Sunday, November 29, 2009

stream of consciousness

start.


In this unforgivable loneliness
found along the outskirts of pleasant solitude and an aching
inescapable ineptitude

pause

breathing becomes running and
gasping is the contempt of both running
and breathing intertwined

pause


millions of people everyday wish
they could be buried underneath all their
muddy obligations so as to avoid being on top
of it

pause


the first reason a boy ever kissed me became
the same reason I kissed every boy afterwards


pause


a vertiginous mind is not only extremely confused
but rather incapable of logical absolution


pause

the child became as submissive as a cloud
looming over everything; unintentionally omniscient


pause

the pain you cause is irrevocable; the actions you make are unalterable;
the words you speak are specks of dust- constant and lost in your thickly
perfumed air

pause


a pistol's shot shatters
into a million pieces in your brain


crack.

crack.

crack.

end.

Wednesday, November 11, 2009

I was watching Harry Potter

the fifth one
and this conversation stood out to me:

Harry Potter: This connection between me and Voldemort, what if the reason for it is that I’m becoming more like him. I just feel so angry, all the time.

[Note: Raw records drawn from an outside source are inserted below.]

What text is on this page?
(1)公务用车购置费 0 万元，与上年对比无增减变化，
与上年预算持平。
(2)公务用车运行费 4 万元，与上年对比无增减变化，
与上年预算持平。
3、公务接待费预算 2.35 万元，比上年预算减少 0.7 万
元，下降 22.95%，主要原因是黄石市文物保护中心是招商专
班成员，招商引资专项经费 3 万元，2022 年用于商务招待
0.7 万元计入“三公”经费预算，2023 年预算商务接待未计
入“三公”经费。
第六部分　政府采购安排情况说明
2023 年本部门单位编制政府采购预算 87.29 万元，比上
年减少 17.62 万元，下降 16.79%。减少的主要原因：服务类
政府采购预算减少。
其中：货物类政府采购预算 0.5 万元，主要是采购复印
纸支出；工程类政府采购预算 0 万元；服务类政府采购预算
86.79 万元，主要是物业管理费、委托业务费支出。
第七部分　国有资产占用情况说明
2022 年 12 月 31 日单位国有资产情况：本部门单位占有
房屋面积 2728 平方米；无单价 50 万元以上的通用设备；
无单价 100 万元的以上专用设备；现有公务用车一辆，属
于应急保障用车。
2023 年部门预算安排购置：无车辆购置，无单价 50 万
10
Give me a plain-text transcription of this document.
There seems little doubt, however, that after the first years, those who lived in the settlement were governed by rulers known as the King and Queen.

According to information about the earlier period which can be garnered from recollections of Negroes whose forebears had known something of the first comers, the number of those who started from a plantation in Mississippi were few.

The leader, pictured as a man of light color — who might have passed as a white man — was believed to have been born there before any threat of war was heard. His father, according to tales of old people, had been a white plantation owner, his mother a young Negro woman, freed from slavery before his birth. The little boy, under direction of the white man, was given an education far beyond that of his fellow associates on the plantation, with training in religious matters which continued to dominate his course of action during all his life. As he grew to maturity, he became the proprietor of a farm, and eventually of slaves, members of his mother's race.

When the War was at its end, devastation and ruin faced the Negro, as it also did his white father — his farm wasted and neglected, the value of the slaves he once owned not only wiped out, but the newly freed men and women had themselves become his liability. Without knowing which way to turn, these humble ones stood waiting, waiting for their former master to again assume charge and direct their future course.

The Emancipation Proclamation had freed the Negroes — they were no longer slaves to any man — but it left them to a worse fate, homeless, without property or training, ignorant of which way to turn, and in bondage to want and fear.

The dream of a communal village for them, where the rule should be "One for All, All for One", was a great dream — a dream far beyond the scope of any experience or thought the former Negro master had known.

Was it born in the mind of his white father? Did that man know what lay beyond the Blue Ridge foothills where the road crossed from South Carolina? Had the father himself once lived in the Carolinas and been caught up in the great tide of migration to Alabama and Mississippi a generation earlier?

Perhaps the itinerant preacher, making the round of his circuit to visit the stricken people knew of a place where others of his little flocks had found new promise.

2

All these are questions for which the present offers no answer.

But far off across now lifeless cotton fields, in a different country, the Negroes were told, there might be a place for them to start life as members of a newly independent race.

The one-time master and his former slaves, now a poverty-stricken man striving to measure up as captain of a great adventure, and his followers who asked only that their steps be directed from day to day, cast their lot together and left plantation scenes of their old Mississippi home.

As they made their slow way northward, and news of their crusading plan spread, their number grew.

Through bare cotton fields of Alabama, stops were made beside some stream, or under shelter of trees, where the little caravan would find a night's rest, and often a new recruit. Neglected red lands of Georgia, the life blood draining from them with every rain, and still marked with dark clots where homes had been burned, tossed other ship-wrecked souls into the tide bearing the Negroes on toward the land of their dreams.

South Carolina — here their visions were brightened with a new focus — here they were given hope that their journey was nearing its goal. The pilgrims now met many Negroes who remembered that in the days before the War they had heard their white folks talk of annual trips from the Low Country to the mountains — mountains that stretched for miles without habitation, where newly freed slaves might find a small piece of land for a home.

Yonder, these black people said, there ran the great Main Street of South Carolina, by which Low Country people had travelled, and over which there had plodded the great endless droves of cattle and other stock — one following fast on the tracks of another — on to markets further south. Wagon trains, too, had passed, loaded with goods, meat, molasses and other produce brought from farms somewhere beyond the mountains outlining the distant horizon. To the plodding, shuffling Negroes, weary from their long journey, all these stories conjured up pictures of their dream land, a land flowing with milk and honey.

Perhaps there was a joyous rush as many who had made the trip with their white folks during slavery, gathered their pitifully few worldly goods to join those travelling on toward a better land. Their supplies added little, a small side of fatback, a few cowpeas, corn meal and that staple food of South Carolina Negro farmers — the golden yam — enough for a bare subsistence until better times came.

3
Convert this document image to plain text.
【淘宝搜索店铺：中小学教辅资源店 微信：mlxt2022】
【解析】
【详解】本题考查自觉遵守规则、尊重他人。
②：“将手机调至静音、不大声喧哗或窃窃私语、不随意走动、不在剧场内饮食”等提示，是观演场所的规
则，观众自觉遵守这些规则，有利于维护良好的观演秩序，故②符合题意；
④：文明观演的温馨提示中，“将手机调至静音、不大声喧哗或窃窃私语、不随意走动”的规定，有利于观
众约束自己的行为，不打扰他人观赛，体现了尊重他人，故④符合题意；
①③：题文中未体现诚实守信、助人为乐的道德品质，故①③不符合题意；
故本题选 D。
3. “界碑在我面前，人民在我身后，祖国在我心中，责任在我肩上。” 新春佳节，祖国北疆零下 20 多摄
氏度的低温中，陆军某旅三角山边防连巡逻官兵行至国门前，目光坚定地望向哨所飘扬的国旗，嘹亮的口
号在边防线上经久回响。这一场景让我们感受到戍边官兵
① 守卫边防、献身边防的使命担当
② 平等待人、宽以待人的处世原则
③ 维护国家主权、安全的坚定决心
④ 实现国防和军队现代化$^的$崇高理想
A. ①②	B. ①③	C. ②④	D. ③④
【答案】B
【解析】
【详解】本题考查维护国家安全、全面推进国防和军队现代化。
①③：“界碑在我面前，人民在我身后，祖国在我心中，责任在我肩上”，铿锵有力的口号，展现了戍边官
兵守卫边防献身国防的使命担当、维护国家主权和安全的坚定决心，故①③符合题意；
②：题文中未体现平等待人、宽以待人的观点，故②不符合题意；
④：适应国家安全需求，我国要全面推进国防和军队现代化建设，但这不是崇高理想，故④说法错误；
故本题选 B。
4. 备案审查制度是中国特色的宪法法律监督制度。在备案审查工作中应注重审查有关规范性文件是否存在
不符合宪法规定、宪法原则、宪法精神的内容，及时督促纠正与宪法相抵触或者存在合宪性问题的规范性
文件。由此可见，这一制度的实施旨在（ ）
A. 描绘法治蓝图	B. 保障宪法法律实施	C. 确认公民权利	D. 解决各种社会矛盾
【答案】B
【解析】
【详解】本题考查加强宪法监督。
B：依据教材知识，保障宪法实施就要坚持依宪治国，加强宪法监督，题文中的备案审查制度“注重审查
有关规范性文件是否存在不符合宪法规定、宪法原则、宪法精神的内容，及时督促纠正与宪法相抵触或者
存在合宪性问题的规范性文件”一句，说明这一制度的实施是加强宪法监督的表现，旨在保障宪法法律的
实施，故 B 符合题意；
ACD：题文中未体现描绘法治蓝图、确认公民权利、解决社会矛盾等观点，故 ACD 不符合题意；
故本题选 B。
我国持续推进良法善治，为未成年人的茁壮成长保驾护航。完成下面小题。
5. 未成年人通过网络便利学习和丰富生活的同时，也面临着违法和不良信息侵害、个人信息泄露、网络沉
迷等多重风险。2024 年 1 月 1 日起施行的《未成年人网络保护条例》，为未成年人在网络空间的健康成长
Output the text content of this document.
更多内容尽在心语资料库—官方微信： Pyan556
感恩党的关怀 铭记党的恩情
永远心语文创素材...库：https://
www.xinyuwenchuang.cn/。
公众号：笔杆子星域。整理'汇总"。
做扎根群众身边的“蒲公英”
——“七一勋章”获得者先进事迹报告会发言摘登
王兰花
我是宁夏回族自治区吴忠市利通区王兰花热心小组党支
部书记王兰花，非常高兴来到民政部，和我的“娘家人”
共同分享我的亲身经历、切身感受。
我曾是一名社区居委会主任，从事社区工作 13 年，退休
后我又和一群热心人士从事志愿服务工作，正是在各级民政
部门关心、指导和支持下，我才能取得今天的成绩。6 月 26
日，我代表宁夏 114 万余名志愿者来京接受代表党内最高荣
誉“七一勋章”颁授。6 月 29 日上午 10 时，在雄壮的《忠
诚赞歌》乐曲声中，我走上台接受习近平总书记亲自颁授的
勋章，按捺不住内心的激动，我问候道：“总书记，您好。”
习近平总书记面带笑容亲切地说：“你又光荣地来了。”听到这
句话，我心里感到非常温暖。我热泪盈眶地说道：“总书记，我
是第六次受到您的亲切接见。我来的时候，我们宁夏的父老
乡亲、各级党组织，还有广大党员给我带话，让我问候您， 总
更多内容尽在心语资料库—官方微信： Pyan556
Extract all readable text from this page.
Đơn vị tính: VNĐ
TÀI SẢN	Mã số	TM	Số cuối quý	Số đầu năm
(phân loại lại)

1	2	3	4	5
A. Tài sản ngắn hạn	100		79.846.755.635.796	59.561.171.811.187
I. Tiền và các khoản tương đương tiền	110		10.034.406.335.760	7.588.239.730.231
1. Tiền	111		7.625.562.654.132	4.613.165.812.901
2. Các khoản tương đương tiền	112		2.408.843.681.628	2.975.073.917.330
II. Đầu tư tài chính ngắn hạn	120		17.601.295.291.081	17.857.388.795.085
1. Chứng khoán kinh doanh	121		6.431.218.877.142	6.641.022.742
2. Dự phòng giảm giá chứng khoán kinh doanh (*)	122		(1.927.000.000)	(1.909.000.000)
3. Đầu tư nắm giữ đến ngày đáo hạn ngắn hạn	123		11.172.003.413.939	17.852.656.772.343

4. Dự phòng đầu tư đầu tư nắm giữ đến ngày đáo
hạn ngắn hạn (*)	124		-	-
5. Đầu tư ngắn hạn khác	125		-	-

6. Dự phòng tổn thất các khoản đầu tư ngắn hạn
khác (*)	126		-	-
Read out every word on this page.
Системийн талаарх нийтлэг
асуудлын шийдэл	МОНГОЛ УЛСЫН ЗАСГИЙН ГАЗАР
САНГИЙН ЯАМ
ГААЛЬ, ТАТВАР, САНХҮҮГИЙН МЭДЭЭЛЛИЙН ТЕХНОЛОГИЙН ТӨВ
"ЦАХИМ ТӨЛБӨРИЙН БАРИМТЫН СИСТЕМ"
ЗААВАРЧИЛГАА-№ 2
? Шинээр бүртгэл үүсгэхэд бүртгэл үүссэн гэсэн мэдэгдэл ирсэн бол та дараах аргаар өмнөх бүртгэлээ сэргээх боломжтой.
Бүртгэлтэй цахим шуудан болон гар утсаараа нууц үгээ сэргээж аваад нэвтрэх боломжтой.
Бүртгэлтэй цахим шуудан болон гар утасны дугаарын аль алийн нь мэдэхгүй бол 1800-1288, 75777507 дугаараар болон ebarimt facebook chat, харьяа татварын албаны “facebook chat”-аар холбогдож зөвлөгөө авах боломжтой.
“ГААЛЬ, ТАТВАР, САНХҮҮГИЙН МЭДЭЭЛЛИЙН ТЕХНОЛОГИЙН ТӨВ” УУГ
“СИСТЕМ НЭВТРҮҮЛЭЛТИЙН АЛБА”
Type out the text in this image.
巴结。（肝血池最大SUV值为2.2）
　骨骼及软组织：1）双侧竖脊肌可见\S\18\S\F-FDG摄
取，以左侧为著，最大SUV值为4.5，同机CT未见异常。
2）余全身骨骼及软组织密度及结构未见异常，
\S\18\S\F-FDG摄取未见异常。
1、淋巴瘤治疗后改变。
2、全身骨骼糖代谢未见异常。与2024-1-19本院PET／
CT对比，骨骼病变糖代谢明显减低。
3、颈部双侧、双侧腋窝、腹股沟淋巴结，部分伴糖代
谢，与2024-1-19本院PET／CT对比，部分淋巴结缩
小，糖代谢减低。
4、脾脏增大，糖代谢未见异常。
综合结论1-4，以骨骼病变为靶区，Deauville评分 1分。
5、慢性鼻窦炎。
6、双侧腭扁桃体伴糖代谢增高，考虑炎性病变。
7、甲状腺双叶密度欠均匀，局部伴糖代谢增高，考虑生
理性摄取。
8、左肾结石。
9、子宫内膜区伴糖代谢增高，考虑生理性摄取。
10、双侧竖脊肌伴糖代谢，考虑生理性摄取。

And what if after everything I’ve been through, something’s gone wrong inside me. What if I’m becoming bad.
Sirius Black: I want you to listen to me very carefully Harry. You’re not a bad person. You’re a very good person, who bad things have happened to. You understand?
Sirius Black: Besides, the world isn't split into good people and death eaters. We have all got both light and dark inside us. What matters is the power we chose to act on. That’s who we really are.


People aren't split into good and bad and that includes me. I'm never going to either be good or bad, I'm always going to be split in between and I must take responsibility for whatever I parts of me I choose to act upon.
I think I'm too hard on myself and probably everyone else as well.
One day I'll be the person I've always wanted to be.

Wednesday, November 4, 2009

I wish I were ):

I'd like to be the apple
that falls straight from the tree
without perplexing nature
or strange anomaly

I'd like to be the ripples
on the surface of the sea
encouraging no purpose
from my entity and being

I'd like to the the dewdrops
on the corners of a flower
no courageous intention
to have riches or have power

I'd like the be the breeze
so deliberately tender
enough to nip pink cheeks
within the coldness of November

I'd like to be other
than the characters of life
to experience sweet candor
and never it be strife

Sunday, November 1, 2009

I wish I

could delete memories as easily as I could delete my myspace and my blogs. I used to think that myspace was full of sentiments with people and that's why i was so afraid of deleting it. Now I realize that it's not the message or the comments that make you connect with people, it's the time you're willing to take out of your day to take others into consideration. The thing is though, that myspace is what you do when you're bored, a sort of last resort. I don't think of people as a last resort and I never should. If I'm going to connect with people, it's going to be upfront and personal. A real social and interactive experience. Face to face.

I deleted it because I felt more alone because of it than without it. So there.